Zircon is the dominant carrier of Hf in granite, and the fractional crystallization process of other rock-forming minerals in the melt has little influence on the Hf content [81], which is often related to the degree of magma evolution. Hydrothermal zircons associated with highly differentiated magmatic systems usually contain high concentration of HFSE (such as Hf, Th, U, Y, P, etc.), and Hf of zircons in crust-derived granites is positively correlated with other metal elements with large ionic radii (such as Y, U, Th, etc.) [65,82,83]. Many researchers have reported the existence of P-rich or Hf-rich zircons in highly differentiated granites, which is widely regarded as one of the vital indicators of a high degree of magma differentiation [84,85]. Breiter et al. (2006) [86] believed that there are two main reasons for the enrichment of P and Hf in zircon: (1) zircon has undergone a long fractional crystallization process, resulting in late crystallization from P-rich or F-rich melts; (2) the interaction between zircons and P-rich or F-rich hydrothermal fluids in the late magmatic period leads to further enrichment.
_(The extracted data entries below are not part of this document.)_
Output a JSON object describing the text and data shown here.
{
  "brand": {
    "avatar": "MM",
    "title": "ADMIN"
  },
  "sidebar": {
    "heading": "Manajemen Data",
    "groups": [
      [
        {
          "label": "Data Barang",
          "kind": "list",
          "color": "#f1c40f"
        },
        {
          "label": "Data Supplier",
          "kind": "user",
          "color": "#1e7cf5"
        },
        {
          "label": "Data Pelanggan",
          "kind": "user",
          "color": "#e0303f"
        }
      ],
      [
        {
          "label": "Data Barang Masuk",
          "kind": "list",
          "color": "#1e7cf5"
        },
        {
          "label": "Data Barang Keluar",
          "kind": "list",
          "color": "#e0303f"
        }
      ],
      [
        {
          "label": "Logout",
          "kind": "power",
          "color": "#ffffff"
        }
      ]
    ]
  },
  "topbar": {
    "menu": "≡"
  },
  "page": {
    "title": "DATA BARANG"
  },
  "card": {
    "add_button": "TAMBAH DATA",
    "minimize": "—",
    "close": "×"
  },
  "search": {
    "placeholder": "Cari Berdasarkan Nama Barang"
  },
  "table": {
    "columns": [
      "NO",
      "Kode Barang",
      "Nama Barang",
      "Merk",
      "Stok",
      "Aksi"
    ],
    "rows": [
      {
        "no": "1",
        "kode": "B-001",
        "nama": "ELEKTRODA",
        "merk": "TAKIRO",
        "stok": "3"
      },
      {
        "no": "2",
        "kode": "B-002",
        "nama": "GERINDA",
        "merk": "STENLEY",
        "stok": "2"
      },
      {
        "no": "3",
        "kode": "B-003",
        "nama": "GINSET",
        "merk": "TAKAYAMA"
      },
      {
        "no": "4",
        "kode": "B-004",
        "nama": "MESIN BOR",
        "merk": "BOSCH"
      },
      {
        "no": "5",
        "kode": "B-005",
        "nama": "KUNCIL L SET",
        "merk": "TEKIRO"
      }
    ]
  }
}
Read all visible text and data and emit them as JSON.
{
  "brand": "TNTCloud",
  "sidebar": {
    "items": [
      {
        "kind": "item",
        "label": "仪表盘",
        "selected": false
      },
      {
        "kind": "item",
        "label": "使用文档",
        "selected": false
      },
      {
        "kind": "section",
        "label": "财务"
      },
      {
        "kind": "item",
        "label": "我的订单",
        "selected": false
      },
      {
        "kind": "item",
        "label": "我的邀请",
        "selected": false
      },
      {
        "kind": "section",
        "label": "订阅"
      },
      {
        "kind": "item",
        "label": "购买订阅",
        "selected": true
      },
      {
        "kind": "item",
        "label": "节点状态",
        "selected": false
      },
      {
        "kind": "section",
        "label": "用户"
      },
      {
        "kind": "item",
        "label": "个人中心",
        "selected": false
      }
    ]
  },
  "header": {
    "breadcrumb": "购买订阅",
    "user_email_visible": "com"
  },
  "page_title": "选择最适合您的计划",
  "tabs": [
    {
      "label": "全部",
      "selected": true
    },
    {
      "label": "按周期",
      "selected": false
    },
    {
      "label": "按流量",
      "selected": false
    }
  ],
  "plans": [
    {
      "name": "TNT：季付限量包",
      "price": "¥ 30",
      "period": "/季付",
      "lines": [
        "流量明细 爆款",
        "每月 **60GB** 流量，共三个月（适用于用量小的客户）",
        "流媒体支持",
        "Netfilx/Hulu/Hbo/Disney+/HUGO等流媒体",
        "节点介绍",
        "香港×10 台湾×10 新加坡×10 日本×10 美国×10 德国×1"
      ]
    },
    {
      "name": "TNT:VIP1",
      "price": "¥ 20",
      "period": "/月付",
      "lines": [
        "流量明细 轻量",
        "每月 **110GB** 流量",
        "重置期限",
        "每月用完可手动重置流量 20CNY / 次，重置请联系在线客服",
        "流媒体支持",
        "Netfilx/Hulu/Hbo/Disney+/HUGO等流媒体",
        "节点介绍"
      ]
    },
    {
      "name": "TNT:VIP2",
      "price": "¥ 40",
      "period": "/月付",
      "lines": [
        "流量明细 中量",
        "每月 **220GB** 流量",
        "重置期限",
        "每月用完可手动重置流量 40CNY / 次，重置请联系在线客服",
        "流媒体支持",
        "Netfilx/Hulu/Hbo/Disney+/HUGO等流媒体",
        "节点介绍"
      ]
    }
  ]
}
The HFSEs become active under the influence of magmatic-hydrothermal fluids (especially F-rich melts), so they can be used to monitor interactions among magmatic-hydrothermal zircons [72,87,88]. Moreover, fractional crystallization in highly differentiated magmatic systems can drive hydrothermal fluids to permeate zircons, thereby promoting the diffusion rate of Ti and ultimately leading to high Ti contents in hydrothermal zircons [89,90].
This study finds that the Hf content of Cretaceous zircons in three different plutons in Xianghualing is positively correlated with P (Figure 12a), Y (Figure 12c), and U (Figure 12h) and other large ion radius metal elements, with an increasing trend from magmatic zircons (Early Cretaceous, ~120 Ma) to hydrothermal zircons (Late Cretaceous, ~80 Ma), indicating that the Cretaceous zircons (especially the Late Cretaceous) are associated with crust-derived, highly differentiated P-rich and F-rich magmatic melts and were subsequently altered or modified by hydrothermal fluids in the Late Cretaceous. However, there is no significant correlation between Hf and P, Y, Th, and U in Jurassic (~161 Ma), Triassic (~206 Ma), and Paleozoic (~347 Ma) zircons, indicating that they were less affected by hydrothermal fluids. In addition, the M-type tetrad effect in the chondrite-normalized REE pattern of zircons further indicates that the plutons of the Xianghualing ore field are F-rich and highly differentiated [41,91].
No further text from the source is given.